Equally challenging is the complexity of licensing and regulation. While some countries like the U.S., Canada, and the UK have made licensing progress—with NuScale’s NRC approval and Rolls-Royce’s government-backed rollout—the global framework still lacks harmonized cross-border regulatory mechanisms. This deficiency means that when designs are exported or replicated in other countries, developers must restart safety assessments, siting studies, and environmental impact reviews from scratch—driving up both deployment timelines and capital risk.


On the financing front, the surface optimism also requires nuance. While more than $15.4 billion in total commitments has flowed into the SMR space since 2024—including $10 billion in public funds and $5.4 billion in private capital—the majority of this capital is concentrated in just 4 to 5 flagship projects. Very few second-tier designs have succeeded in securing follow-on financing beyond early-stage rounds. Many remain mired in proof-of-concept loops and policy lobbying, far from entering tangible project financing or engineering kickoff.


Supply chain limitations further complicate deployment strategies. SMRs promise a shift from site-specific customization to factory-based modular construction, but in practice, this model is still unproven at industrial scale. Engineering management, quality assurance, and regulatory compliance vary significantly by region. For example, GE Vernova’s BWRX-300, though advancing in both Canada and Poland, must navigate stark differences in construction standards, pipeline materials, and environmental regulations between the two countries. Until a standardized modular engineering template emerges, the “off-the-shelf SMR” remains aspirational.


A lesser-discussed but significant risk lies in nuclear waste management. A 2022 Stanford University study argued that some SMR designs could produce 2–30 times more high-level radioactive waste per unit of electricity than large-scale reactors, due to lower neutron efficiency, novel fuel forms, and added safety redundancies. While the conclusion is debated, it underscores that SMRs are not inherently superior in waste minimization, and demand careful lifecycle planning.

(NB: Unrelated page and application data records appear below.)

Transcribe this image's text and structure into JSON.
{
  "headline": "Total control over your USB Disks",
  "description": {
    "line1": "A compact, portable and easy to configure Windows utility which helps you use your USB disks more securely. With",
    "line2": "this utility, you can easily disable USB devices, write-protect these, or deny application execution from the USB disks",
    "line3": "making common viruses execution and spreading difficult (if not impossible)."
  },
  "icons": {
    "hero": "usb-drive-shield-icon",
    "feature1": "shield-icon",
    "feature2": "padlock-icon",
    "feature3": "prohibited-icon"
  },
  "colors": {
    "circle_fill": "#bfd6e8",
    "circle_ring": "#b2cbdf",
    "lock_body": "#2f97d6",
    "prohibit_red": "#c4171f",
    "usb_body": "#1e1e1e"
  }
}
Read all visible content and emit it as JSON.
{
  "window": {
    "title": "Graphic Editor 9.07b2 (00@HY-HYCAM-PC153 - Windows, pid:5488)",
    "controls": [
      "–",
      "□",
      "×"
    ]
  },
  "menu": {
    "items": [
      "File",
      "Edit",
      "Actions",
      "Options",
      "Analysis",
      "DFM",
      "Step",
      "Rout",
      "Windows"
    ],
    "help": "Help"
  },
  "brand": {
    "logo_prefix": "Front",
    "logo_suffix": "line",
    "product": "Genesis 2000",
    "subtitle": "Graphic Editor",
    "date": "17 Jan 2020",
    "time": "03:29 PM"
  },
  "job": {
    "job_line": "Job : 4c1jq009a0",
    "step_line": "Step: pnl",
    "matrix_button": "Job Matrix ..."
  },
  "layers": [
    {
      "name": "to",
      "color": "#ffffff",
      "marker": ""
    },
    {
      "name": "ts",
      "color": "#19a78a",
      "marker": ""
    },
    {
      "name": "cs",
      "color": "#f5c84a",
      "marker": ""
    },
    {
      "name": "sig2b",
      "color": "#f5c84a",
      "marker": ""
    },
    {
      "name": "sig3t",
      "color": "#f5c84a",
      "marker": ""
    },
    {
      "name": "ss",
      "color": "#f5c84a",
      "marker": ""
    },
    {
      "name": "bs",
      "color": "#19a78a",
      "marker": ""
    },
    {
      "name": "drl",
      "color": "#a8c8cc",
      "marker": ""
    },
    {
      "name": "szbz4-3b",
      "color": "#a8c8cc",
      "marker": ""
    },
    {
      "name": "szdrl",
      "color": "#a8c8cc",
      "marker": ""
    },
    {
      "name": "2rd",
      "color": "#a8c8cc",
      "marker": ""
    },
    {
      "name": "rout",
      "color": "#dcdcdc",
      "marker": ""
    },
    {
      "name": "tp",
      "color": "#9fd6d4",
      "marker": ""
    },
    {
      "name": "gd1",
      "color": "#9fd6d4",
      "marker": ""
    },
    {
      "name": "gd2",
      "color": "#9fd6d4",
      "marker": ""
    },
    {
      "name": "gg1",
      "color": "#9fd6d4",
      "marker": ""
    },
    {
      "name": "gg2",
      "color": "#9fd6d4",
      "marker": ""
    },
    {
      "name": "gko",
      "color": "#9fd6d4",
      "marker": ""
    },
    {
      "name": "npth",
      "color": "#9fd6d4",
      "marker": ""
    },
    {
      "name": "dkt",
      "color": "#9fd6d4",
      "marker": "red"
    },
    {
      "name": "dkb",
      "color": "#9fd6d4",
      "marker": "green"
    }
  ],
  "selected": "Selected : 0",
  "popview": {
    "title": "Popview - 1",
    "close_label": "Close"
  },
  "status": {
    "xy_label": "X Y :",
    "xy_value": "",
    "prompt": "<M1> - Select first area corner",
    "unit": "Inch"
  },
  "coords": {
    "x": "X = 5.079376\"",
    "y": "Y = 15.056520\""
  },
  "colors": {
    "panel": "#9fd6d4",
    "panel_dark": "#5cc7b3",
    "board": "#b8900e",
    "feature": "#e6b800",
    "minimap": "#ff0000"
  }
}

(Image: OECD NEA SMR Dashboard)

SMRs are not a “silver bullet.” They are unlikely to fully replace large-scale nuclear, nor will they outcompete renewables in every scenario. Their true value lies in becoming a strategic component in low-carbon energy portfolios, particularly for grid balancing, dispatchable backup, industrial decarbonization, and hydrogen production. But to unlock this value, four critical challenges must be overcome: technology filtering, fuel assurance, regulatory coordination, and supply chain restructuring.


At this juncture, the global SMR industry stands at the threshold of a transition from quantity to quality. Whether it can achieve the first wave of successful deployments between 2025 and 2030—with standardized engineering, predictable supply logistics, and replicable financial models—will determine whether SMRs represent a passing trend or the cornerstone of a next-generation energy transition. For investors, regulators, and developers, the key question is no longer “How many SMR designs do we have?” but rather, “Which ones can survive and scale?” The race is on—and the winners have yet to emerge.